無人の美術室でポーズする
朋美は、一人で誰もいない放課後の美術室に入る。
美術室は校舎の端にあり、美術部の活動がない日の放課後は、ここに来る者はいないはずだ。無人の美術室で油絵の具の匂いを感じながら、朋美は出入り口の扉をそっと閉め、美術準備室に向かう。
手提げから美術部で使う白衣を取り出す。絵の具のシミが点在する膝丈の白衣だ。白衣を棚に置いた後、朋美は制服のブレザーを脱ぎ、リボンを外し、ブラウスとスカートも脱いだ。下着とソックスも取って裸になる。裸のうえから白衣を羽織る。
準備室を出て、美術室の反対側、黒板のある側に歩み寄る。そして、黒板に一番近い机の上に立つ。

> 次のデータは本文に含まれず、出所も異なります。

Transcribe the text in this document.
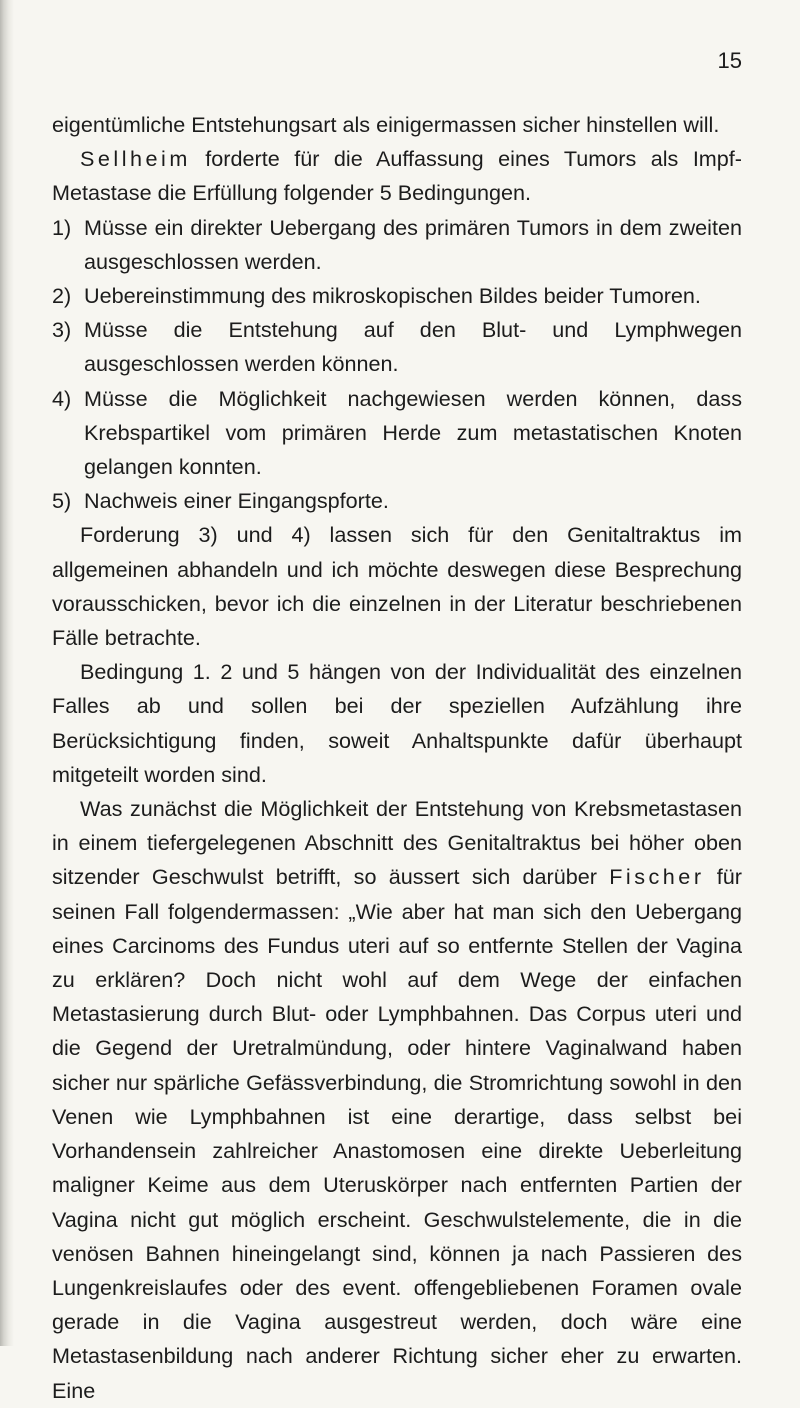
15

eigentümliche Entstehungsart als einigermassen sicher hinstellen will.

Sellheim forderte für die Auffassung eines Tumors als Impf-Metastase die Erfüllung folgender 5 Bedingungen.

1) Müsse ein direkter Uebergang des primären Tumors in dem zweiten ausgeschlossen werden.
2) Uebereinstimmung des mikroskopischen Bildes beider Tumoren.
3) Müsse die Entstehung auf den Blut- und Lymphwegen ausgeschlossen werden können.
4) Müsse die Möglichkeit nachgewiesen werden können, dass Krebspartikel vom primären Herde zum metastatischen Knoten gelangen konnten.
5) Nachweis einer Eingangspforte.

Forderung 3) und 4) lassen sich für den Genitaltraktus im allgemeinen abhandeln und ich möchte deswegen diese Besprechung vorausschicken, bevor ich die einzelnen in der Literatur beschriebenen Fälle betrachte.

Bedingung 1. 2 und 5 hängen von der Individualität des einzelnen Falles ab und sollen bei der speziellen Aufzählung ihre Berücksichtigung finden, soweit Anhaltspunkte dafür überhaupt mitgeteilt worden sind.

Was zunächst die Möglichkeit der Entstehung von Krebsmetastasen in einem tiefergelegenen Abschnitt des Genitaltraktus bei höher oben sitzender Geschwulst betrifft, so äussert sich darüber Fischer für seinen Fall folgendermassen: „Wie aber hat man sich den Uebergang eines Carcinoms des Fundus uteri auf so entfernte Stellen der Vagina zu erklären? Doch nicht wohl auf dem Wege der einfachen Metastasierung durch Blut- oder Lymphbahnen. Das Corpus uteri und die Gegend der Uretralmündung, oder hintere Vaginalwand haben sicher nur spärliche Gefässverbindung, die Stromrichtung sowohl in den Venen wie Lymphbahnen ist eine derartige, dass selbst bei Vorhandensein zahlreicher Anastomosen eine direkte Ueberleitung maligner Keime aus dem Uteruskörper nach entfernten Partien der Vagina nicht gut möglich erscheint. Geschwulstelemente, die in die venösen Bahnen hineingelangt sind, können ja nach Passieren des Lungenkreislaufes oder des event. offengebliebenen Foramen ovale gerade in die Vagina ausgestreut werden, doch wäre eine Metastasenbildung nach anderer Richtung sicher eher zu erwarten. Eine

壁の時計に目をやり、秒針が十二時を指した瞬間、白衣を脱ぎ去る。そのまま片手を腰に当てたポーズを取り、十分間、そのまま立ち続ける。
十分が経過する。朋美は白衣を身につけ、机から降りて準備室に戻る。白衣を脱ぎ、制服に着替える。
準備室を出て扉を閉め、美術室を後にする。上履きから外履きに履き替え、校舎を出る。一度だけ振り返り、美術室のある階を見上げる。